Was It Corruption?

Plenty of accusations have flown against CNN since the YouTube debate on Wednesday, but Los Angeles Times columnist Tim Rutten may have the most serious charge. The LA Times’ media critic levels charges of corruption against the network, claiming that its emphasis on illegal immigration as a lead topic — and the large percentage of the debate’s time it took — intended on bolstering its Lou Dobbs show against tough competition (via Hugh Hewitt):

Corruption is a strong word. But consider these facts: The gimmick behind Wednesday’s debate was that the questions would be selected from those that ordinary Americans submitted to the video sharing Internet website YouTube, which is owned by Google. According to CNN, its staff culled through 5,000 submissions to select the handful that were put to the candidates. That process essentially puts the lie to the vox populi aura the association with YouTube was meant to create. When producers exercise that level of selectivity, the questions — whoever initially formulated and recorded them — actually are theirs.
That’s where things begin to get troubling, because CNN chose to devote the first 35 minutes of this critical debate to a single issue — immigration. Now, if that leaves you scratching your head, it’s probably because you’re included in the 96% of Americans who do not think immigration is the most important issue confronting this country. We’ve got a pretty good fix concerning what’s on the American mind right now, because the nonpartisan and highly reliable Pew Center has been regularly polling people since January on the issues that matter most to them. In fact, the center’s most recent survey was conducted in the days leading up to Wednesday’s debate. …
So, why did CNN make immigration the keystone of this debate? What standard dictated the decision to give that much time to an issue so remote from the majority of voters’ concerns? The answer is that CNN’s most popular news-oriented personality, Lou Dobbs, has made opposition to illegal immigration and free trade the centerpiece of his neonativist/neopopulist platform. In fact, Dobbs led into Wednesday’s debate with a good solid dose of immigrant bashing. His network is in a desperate ratings battle with Fox News and, in a critical prime-time slot, with MSNBC’s Keith Olbermann. So, what’s good for Dobbs is good for CNN.
In other words, CNN intentionally directed the Republicans’ debate to advance its own interests. Make immigration a bigger issue and you’ve made a bigger audience for Dobbs.
That’s corruption, and it’s why the Republican candidates had to spend more than half an hour “debating” an issue on which their differences are essentially marginal — and, more important, why GOP voters had to sit and wait, mostly in vain, for the issues that really concern them to be discussed. That’s particularly true because that same Pew poll reported findings of particular relevance to Republican voters, the vast majority of whom continue to support the war in Iraq.
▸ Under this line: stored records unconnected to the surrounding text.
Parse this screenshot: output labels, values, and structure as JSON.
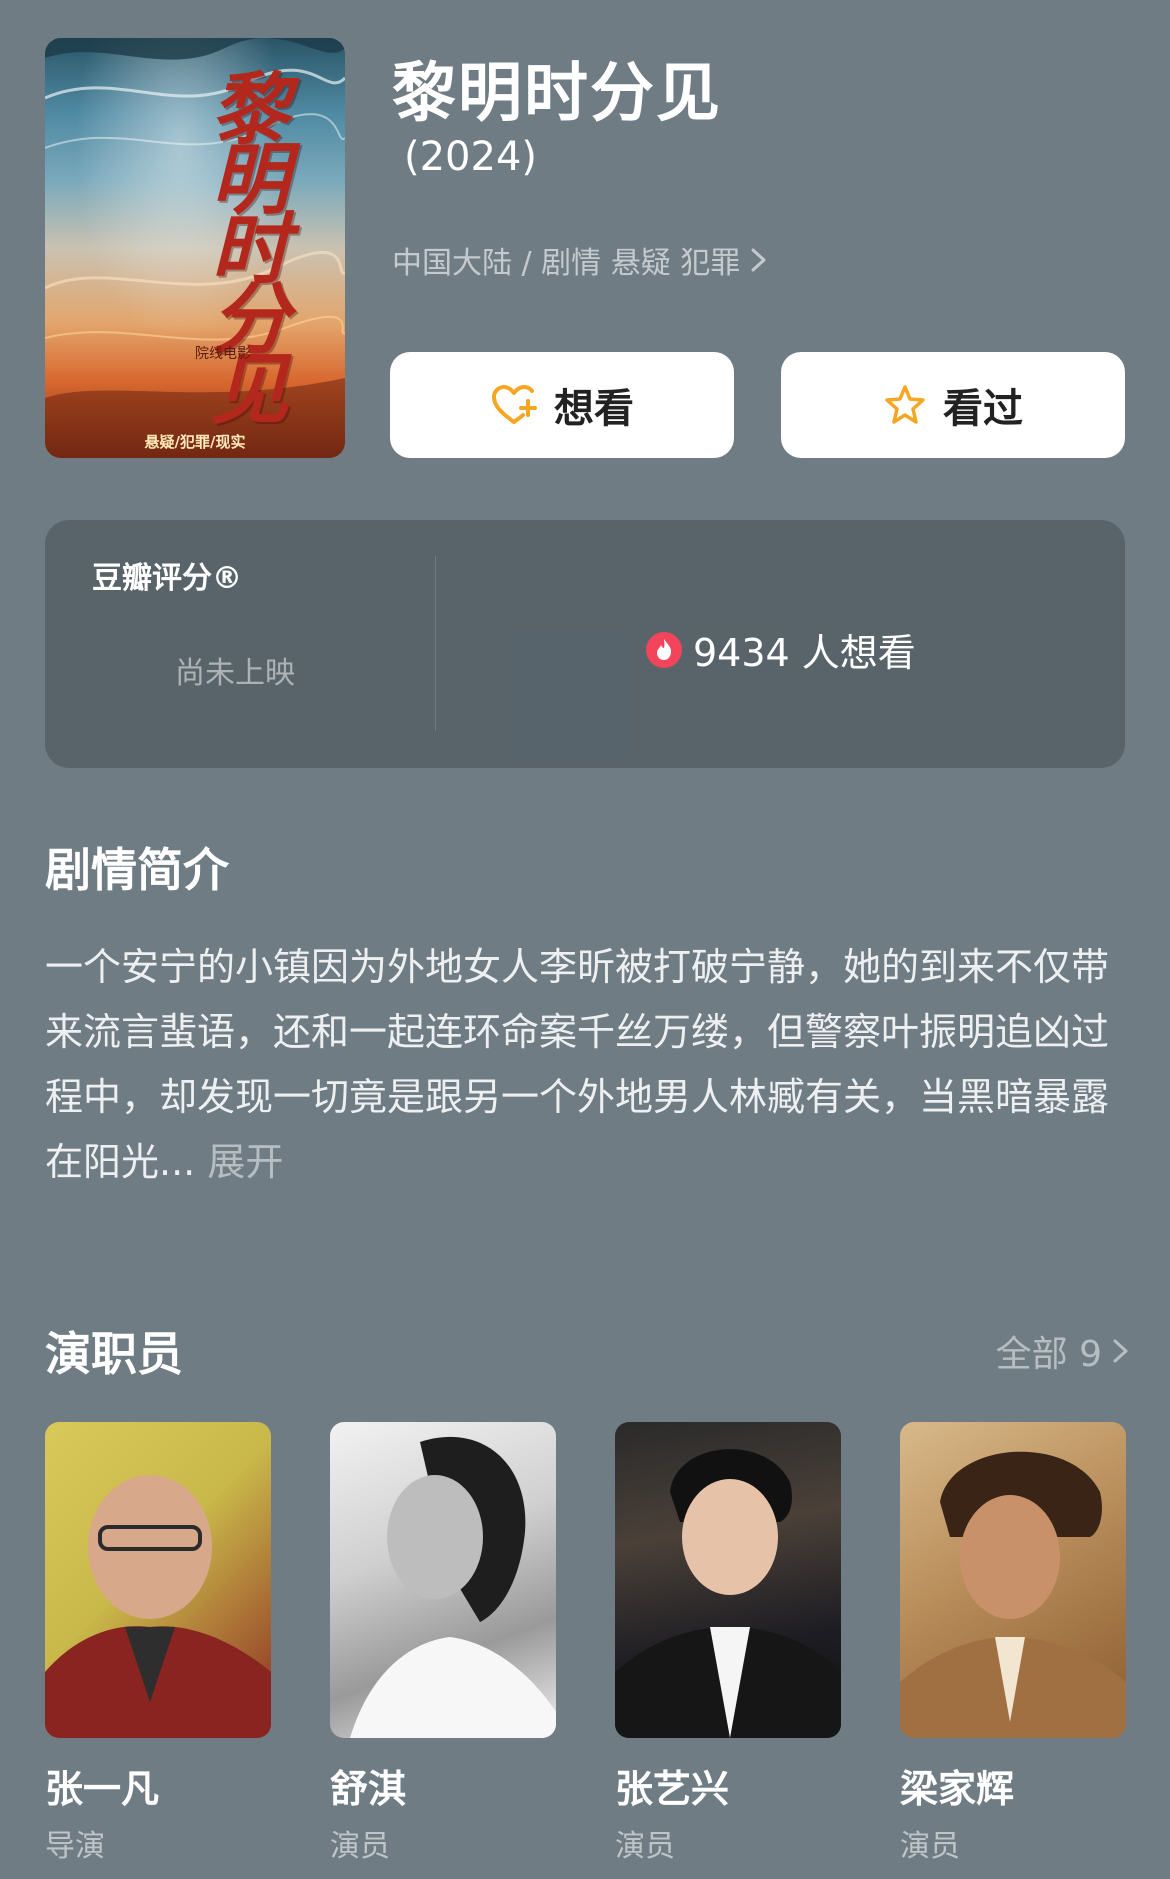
{
  "movie": {
    "title": "黎明时分见",
    "year": "(2024)",
    "meta": "中国大陆 / 剧情 悬疑 犯罪",
    "poster": {
      "title": "黎明时分见",
      "subtitle": "院线电影",
      "tags": "悬疑/犯罪/现实"
    }
  },
  "actions": {
    "want_label": "想看",
    "seen_label": "看过"
  },
  "rating": {
    "label": "豆瓣评分®",
    "status": "尚未上映",
    "want_count": "9434 人想看"
  },
  "synopsis": {
    "heading": "剧情简介",
    "text": "一个安宁的小镇因为外地女人李昕被打破宁静，她的到来不仅带来流言蜚语，还和一起连环命案千丝万缕，但警察叶振明追凶过程中，却发现一切竟是跟另一个外地男人林臧有关，当黑暗暴露在阳光...",
    "expand_label": "展开"
  },
  "cast": {
    "heading": "演职员",
    "all_label": "全部 9",
    "members": [
      {
        "name": "张一凡",
        "role": "导演"
      },
      {
        "name": "舒淇",
        "role": "演员"
      },
      {
        "name": "张艺兴",
        "role": "演员"
      },
      {
        "name": "梁家辉",
        "role": "演员"
      }
    ]
  },
  "icons": {
    "want": "heart-plus-icon",
    "seen": "star-icon",
    "hot": "flame-icon",
    "chevron": "chevron-right-icon"
  },
  "colors": {
    "background": "#6f7c84",
    "accent": "#f5a623",
    "hot": "#f2455c"
  }
}
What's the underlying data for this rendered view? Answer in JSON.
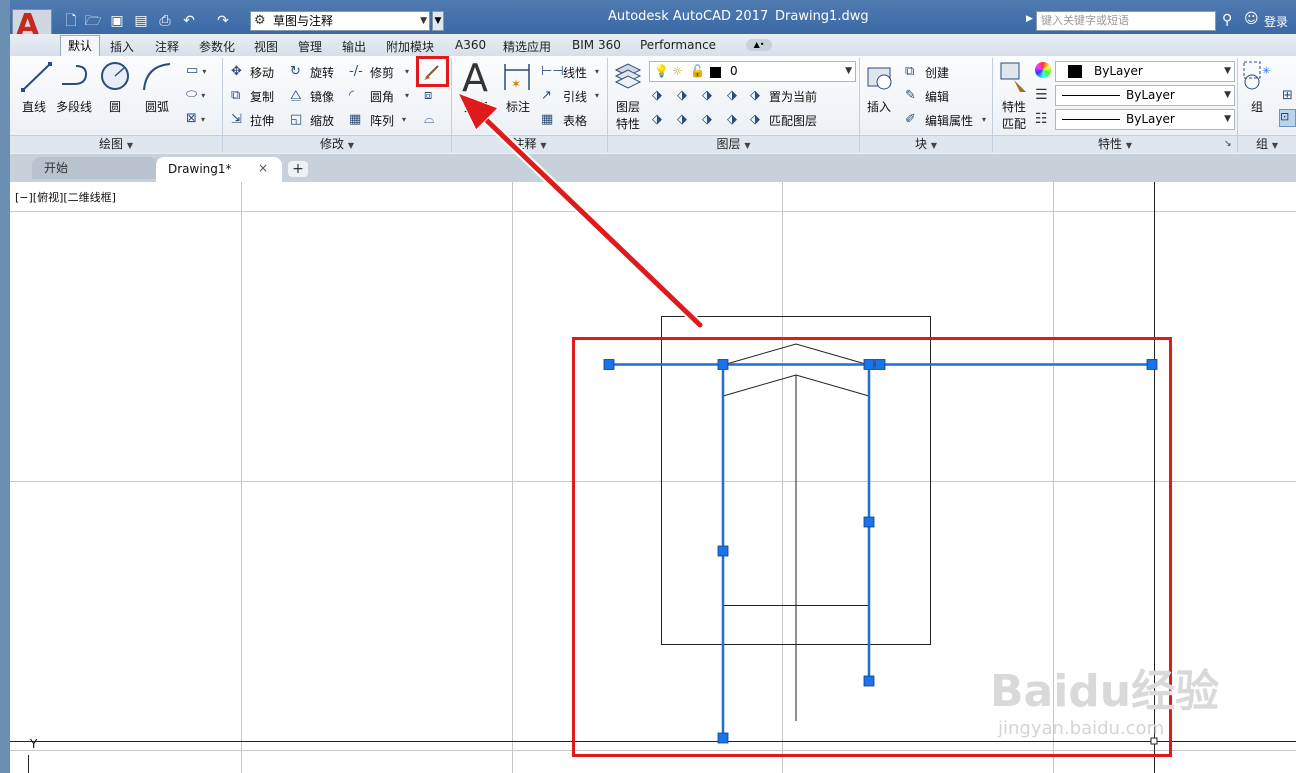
{
  "window": {
    "app_title": "Autodesk AutoCAD 2017",
    "doc_title": "Drawing1.dwg"
  },
  "quick_access": {
    "workspace": "草图与注释",
    "icons": [
      "new-icon",
      "open-icon",
      "save-icon",
      "saveas-icon",
      "print-icon",
      "undo-icon",
      "redo-icon"
    ]
  },
  "search": {
    "placeholder": "键入关键字或短语",
    "login": "登录"
  },
  "ribbon_tabs": [
    "默认",
    "插入",
    "注释",
    "参数化",
    "视图",
    "管理",
    "输出",
    "附加模块",
    "A360",
    "精选应用",
    "BIM 360",
    "Performance"
  ],
  "ribbon": {
    "draw": {
      "line": "直线",
      "polyline": "多段线",
      "circle": "圆",
      "arc": "圆弧",
      "footer": "绘图"
    },
    "modify": {
      "move": "移动",
      "rotate": "旋转",
      "trim": "修剪",
      "copy": "复制",
      "mirror": "镜像",
      "fillet": "圆角",
      "stretch": "拉伸",
      "scale": "缩放",
      "array": "阵列",
      "footer": "修改"
    },
    "annotation": {
      "text_letter": "A",
      "text_label": "文字",
      "dimension": "标注",
      "linear": "线性",
      "leader": "引线",
      "table": "表格",
      "footer": "注释"
    },
    "layers": {
      "current_layer": "0",
      "properties_line1": "图层",
      "properties_line2": "特性",
      "set_current": "置为当前",
      "match_layer": "匹配图层",
      "footer": "图层"
    },
    "block": {
      "insert": "插入",
      "create": "创建",
      "edit": "编辑",
      "edit_attr": "编辑属性",
      "footer": "块"
    },
    "properties": {
      "match_line1": "特性",
      "match_line2": "匹配",
      "color": "ByLayer",
      "linetype": "ByLayer",
      "lineweight": "ByLayer",
      "footer": "特性"
    },
    "groups": {
      "group": "组",
      "footer": "组"
    }
  },
  "file_tabs": {
    "start": "开始",
    "drawing": "Drawing1*",
    "close": "×",
    "add": "+"
  },
  "viewport": {
    "label": "[−][俯视][二维线框]",
    "axis_y": "Y"
  },
  "watermark": {
    "brand": "Baidu经验",
    "url": "jingyan.baidu.com"
  },
  "colors": {
    "highlight_red": "#e0191b",
    "selection_blue": "#1f6fd6",
    "grip_blue": "#1a73e8"
  }
}
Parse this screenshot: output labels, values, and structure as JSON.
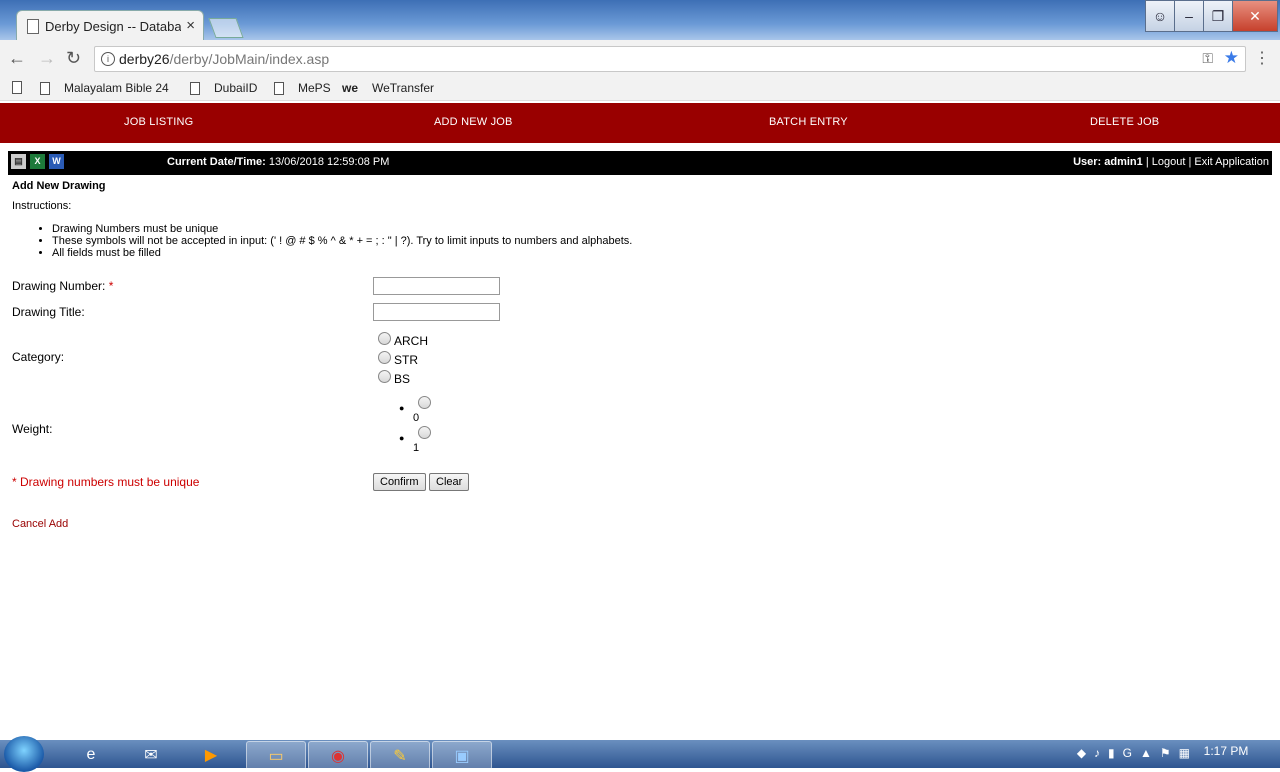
{
  "browser": {
    "tab_title": "Derby Design -- Databas",
    "tab_close": "×",
    "url_host": "derby26",
    "url_path": "/derby/JobMain/index.asp",
    "bookmarks": [
      "Malayalam Bible 24",
      "DubaiID",
      "MePS",
      "WeTransfer"
    ],
    "we_logo": "we"
  },
  "app": {
    "nav": [
      "JOB LISTING",
      "ADD NEW JOB",
      "BATCH ENTRY",
      "DELETE JOB"
    ],
    "datetime_label": "Current Date/Time:",
    "datetime_value": "13/06/2018 12:59:08 PM",
    "user_label": "User: admin1",
    "sep": "|",
    "logout": "Logout",
    "exit": "Exit Application"
  },
  "form": {
    "title": "Add New Drawing",
    "instructions_label": "Instructions:",
    "instructions": [
      "Drawing Numbers must be unique",
      "These symbols will not be accepted in input: (' ! @ # $ % ^ & * + = ; : \" | ?). Try to limit inputs to numbers and alphabets.",
      "All fields must be filled"
    ],
    "drawing_number_label": "Drawing Number:",
    "required_mark": "*",
    "drawing_title_label": "Drawing Title:",
    "category_label": "Category:",
    "categories": [
      "ARCH",
      "STR",
      "BS"
    ],
    "weight_label": "Weight:",
    "weights": [
      "0",
      "1"
    ],
    "unique_note": "* Drawing numbers must be unique",
    "confirm": "Confirm",
    "clear": "Clear",
    "cancel": "Cancel Add"
  },
  "taskbar": {
    "time": "1:17 PM"
  }
}
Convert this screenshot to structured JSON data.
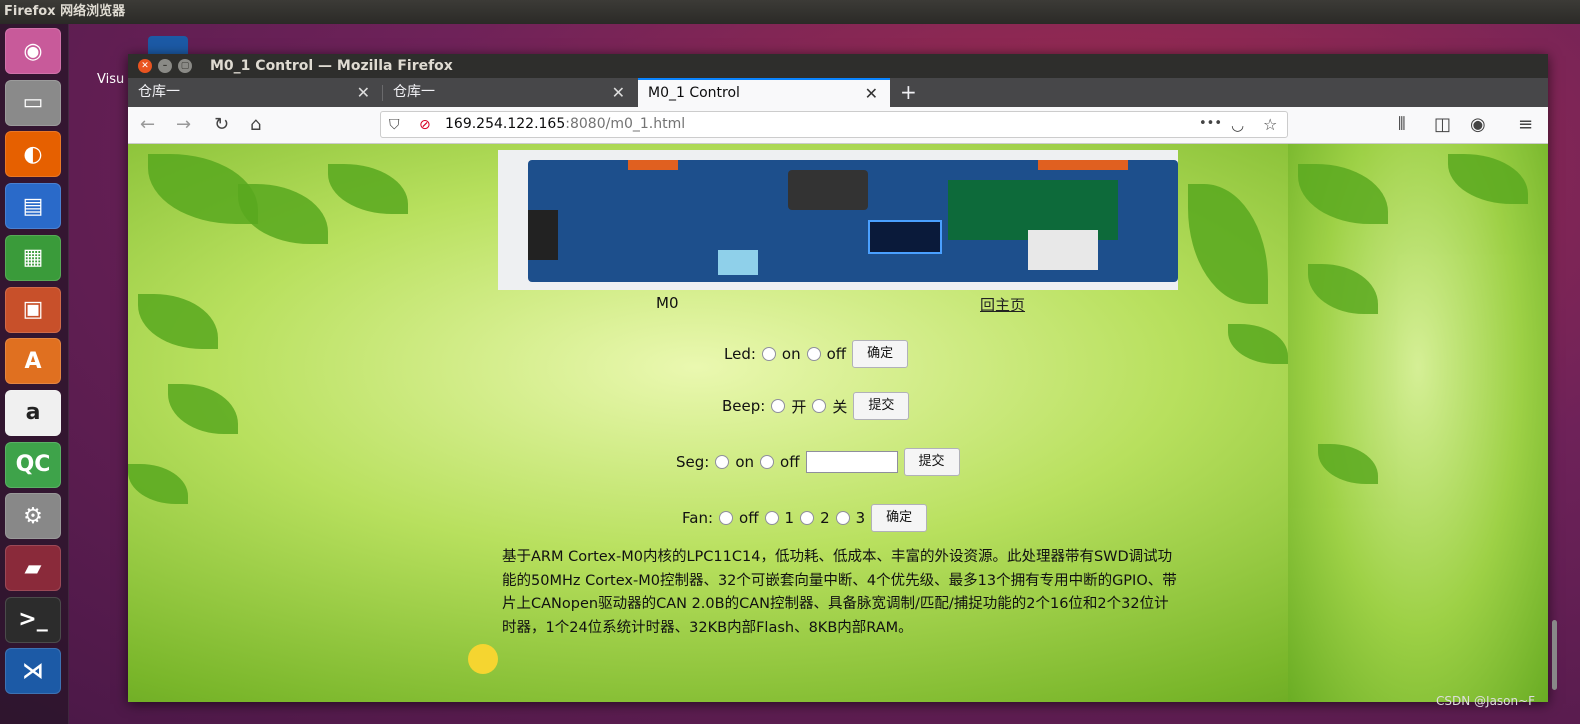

I recall watching Lou Dobbs for a few minutes before the debate started, and he had been talking up illegal immigration. Oddly, he was also talking populism and wondering whether any of the GOP candidates would adopt a populist stance — as if the GOP had a long history of populism in presidential campaigns. “I hope so, but I doubt it,” was the last we heard from Dobbs.
What makes this such an unusual article is its source. Rutten hardly qualifies as a conservative firebrand out to destroy the mainstream media. He’s a liberal, and occasionally tangles with Hugh Hewitt when Hugh covers media controversies. His take is the first one I’ve read that calls CNN corrupt in this specific sense. (Many have called them politically corrupt, but not in a financial sense.)
I think Rutten overreaches here, however. It’s true that Dobbs likes to harangue on illegal immigration, but then again, it has been a big issue for the Republicans the last three years, too. He notes that 35 minutes of the debate went to this issue in a two-hour show, but a good part of that came from an extended one-on-one between Rudy Giuliani and Mitt Romney. Since the questions and their order had already been selected, Anderson Cooper couldn’t have predicted that kind of time allocation. In reading the transcript, that topic comprised only 4 of 33 questions, or slightly over 10%. The responses took an inordinate amount of time, thanks to the candidates’ bantering.
The next question was about the North American Union conspiracy theory, followed by five questions on fiscal policy — taxes and spending. Later in the broadcast, CNN returned to spending questions, two of them in the final minutes of the debate. Illegal immigration questions didn’t dominate the debate — if any topic did, it was taxes and spending, as Republicans probably had hoped. If CNN wanted to plug Dobbs, they would have had to foresee the brawl that the questions provoked. They didn’t load up on illegal immigration, although they could have taken more questions on the war (three, by my count).
Corruption? Rutten doesn’t make the case. As my partner Mitch said today on our NARN broadcast, don’t blame conspiracies for what can be explained by incompetence.
UPDATE: Changed “immigration” to “illegal immigration” for clarity. Sometimes shorthands work, sometimes they don’t.